Nationally, the EPA awarded 302 grants totaling $75.9 million today as part of the agency’s Brownfields program, which provides funding to clean up and redevelop contaminated properties.
“Funding for brownfields projects will allow communities to revitalize properties that have been sitting idle far too long,” said Wayne Nastri, regional administrator of the EPA’s Pacific Southwest office. “The program yields positive results by bringing new life to the under used properties in many communities.”
The Sacramento County Business Environmental Resource Center will use the funding to target seven areas with vacant or underused commercial and industrial properties containing former auto repair shops, transportation operations, storage yards, gas stations and shopping centers. The Brownfields assessment will stimulate redevelopment of smaller, privately owned parcels through an outreach effort providing one-on-one consultation in areas challenged by declining housing stocks, poverty, unemployment, substance abuse, and crime.
The city of west Sacramento will benefit from two Brownfields grants, with one going directly to the city and the other going to the state’s Department of Toxic Substances Control for redevelopment in West Sacramento. The grants will target the Pioneer Bluff and the East-West End of West Capital Avenue areas for redevelopment.

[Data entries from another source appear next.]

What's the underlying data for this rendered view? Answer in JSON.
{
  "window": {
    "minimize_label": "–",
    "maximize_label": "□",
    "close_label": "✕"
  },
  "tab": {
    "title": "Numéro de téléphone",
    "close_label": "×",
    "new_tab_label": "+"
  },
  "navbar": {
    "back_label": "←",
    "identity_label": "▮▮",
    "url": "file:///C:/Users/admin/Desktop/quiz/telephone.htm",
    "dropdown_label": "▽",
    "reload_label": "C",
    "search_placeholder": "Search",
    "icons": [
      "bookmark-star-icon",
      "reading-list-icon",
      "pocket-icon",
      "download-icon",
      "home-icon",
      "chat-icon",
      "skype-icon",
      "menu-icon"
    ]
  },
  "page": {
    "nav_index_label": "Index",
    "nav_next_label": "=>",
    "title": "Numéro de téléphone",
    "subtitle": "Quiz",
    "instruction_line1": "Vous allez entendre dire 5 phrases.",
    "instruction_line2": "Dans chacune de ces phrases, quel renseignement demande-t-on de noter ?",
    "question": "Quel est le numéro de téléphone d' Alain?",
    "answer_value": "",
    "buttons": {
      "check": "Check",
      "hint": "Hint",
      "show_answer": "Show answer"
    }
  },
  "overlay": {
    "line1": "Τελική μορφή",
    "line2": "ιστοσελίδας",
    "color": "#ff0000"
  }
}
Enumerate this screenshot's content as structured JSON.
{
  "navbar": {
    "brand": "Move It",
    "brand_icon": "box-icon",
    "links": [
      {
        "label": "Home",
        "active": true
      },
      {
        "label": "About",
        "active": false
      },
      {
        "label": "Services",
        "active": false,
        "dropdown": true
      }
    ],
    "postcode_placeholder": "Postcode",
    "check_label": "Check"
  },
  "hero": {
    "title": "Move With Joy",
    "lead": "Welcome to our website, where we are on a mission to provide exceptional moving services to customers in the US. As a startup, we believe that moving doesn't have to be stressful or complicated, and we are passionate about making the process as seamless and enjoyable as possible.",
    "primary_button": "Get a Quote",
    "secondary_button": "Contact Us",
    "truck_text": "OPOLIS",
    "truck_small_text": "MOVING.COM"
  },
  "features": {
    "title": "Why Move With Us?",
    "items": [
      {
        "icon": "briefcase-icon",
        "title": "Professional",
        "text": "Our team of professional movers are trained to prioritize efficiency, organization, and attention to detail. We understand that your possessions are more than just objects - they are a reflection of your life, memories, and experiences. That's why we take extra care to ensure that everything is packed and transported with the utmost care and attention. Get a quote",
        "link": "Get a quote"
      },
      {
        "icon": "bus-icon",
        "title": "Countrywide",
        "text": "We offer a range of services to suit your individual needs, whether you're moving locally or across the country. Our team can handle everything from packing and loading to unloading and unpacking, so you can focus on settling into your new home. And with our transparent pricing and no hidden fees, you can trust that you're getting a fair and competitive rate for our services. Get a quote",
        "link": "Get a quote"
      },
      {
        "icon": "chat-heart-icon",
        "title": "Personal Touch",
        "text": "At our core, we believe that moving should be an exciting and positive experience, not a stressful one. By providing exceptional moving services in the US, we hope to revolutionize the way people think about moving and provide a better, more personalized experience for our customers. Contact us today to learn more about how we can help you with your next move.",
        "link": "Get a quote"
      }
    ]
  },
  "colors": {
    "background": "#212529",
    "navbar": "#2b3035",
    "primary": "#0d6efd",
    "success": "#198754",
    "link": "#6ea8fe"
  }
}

These areas contain more 500 parcels that have been used for tank farms, gas stations, petroleum transmission lines and fueling stations for commercial fleets. Assessment and cleanup of these sites will speed the city’s plans to redevelop these areas, adding thousands of housing units, park land and open space as well as commercial, retail and office space, which in turn is expected to create thousands of new jobs and generate millions of dollars in revenue for the city.

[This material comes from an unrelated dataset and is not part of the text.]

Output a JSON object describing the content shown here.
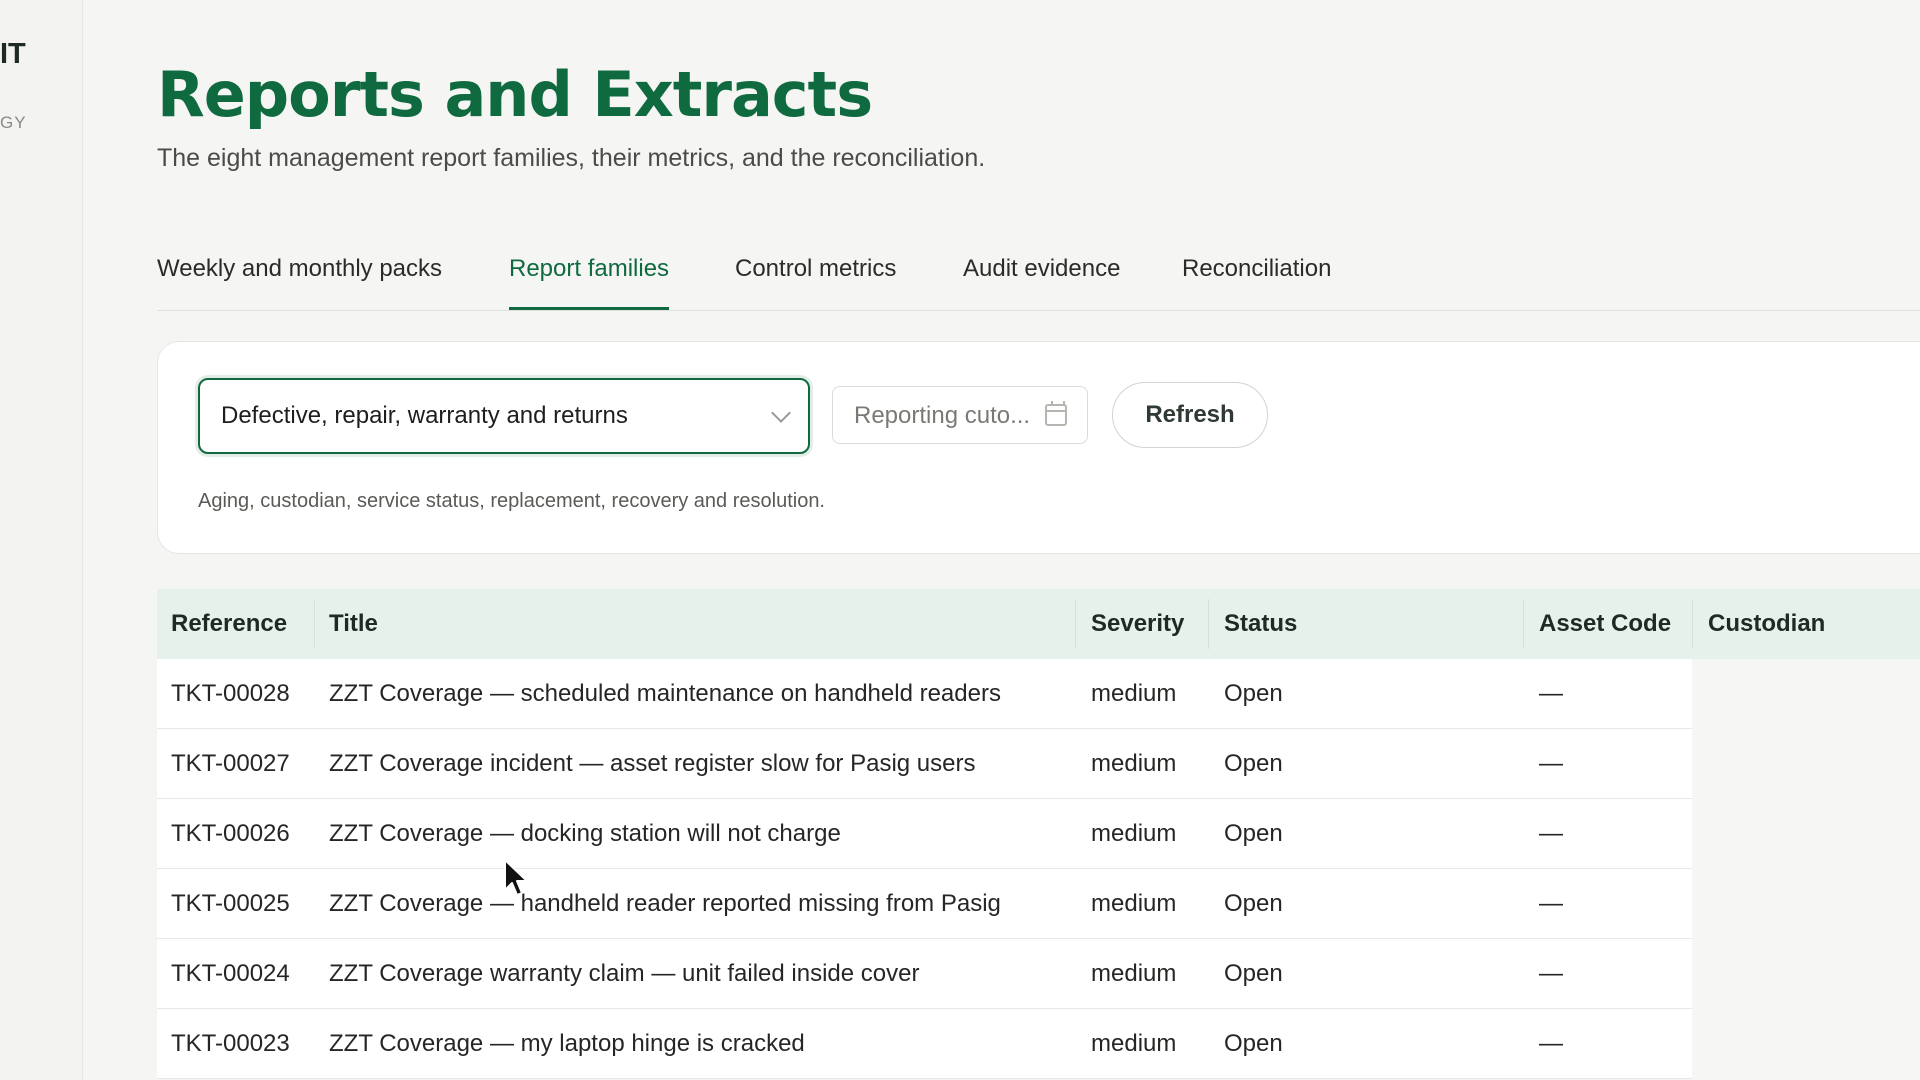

“The Brownfields Program puts both property and people back to work,” EPA Administrator Steve Johnson said. “These grants will help communities across America convert eyesores into engines of economic rebirth.”
The Brownfields program promotes redevelopment of America's estimated 450,000 abandoned and contaminated waste sites. Since its inception in 1995, the program has awarded 709 assessment grants totaling over $190 million, 189 revolving loan fund grants worth more than $165 million, and $26.8 million for 150 cleanup grants.
In addition to facilitating industrial and commercial redevelopment, Brownfields projects have converted industrial waterfronts to river-front parks, landfills to golf courses, rail corridors to recreational trails, and gas station sites to housing. The program has led to more than $7 billion in public and private investment in cleanup and redevelopment, helped create more than 31,000 jobs, and resulted in the assessment of more than 5,100 properties.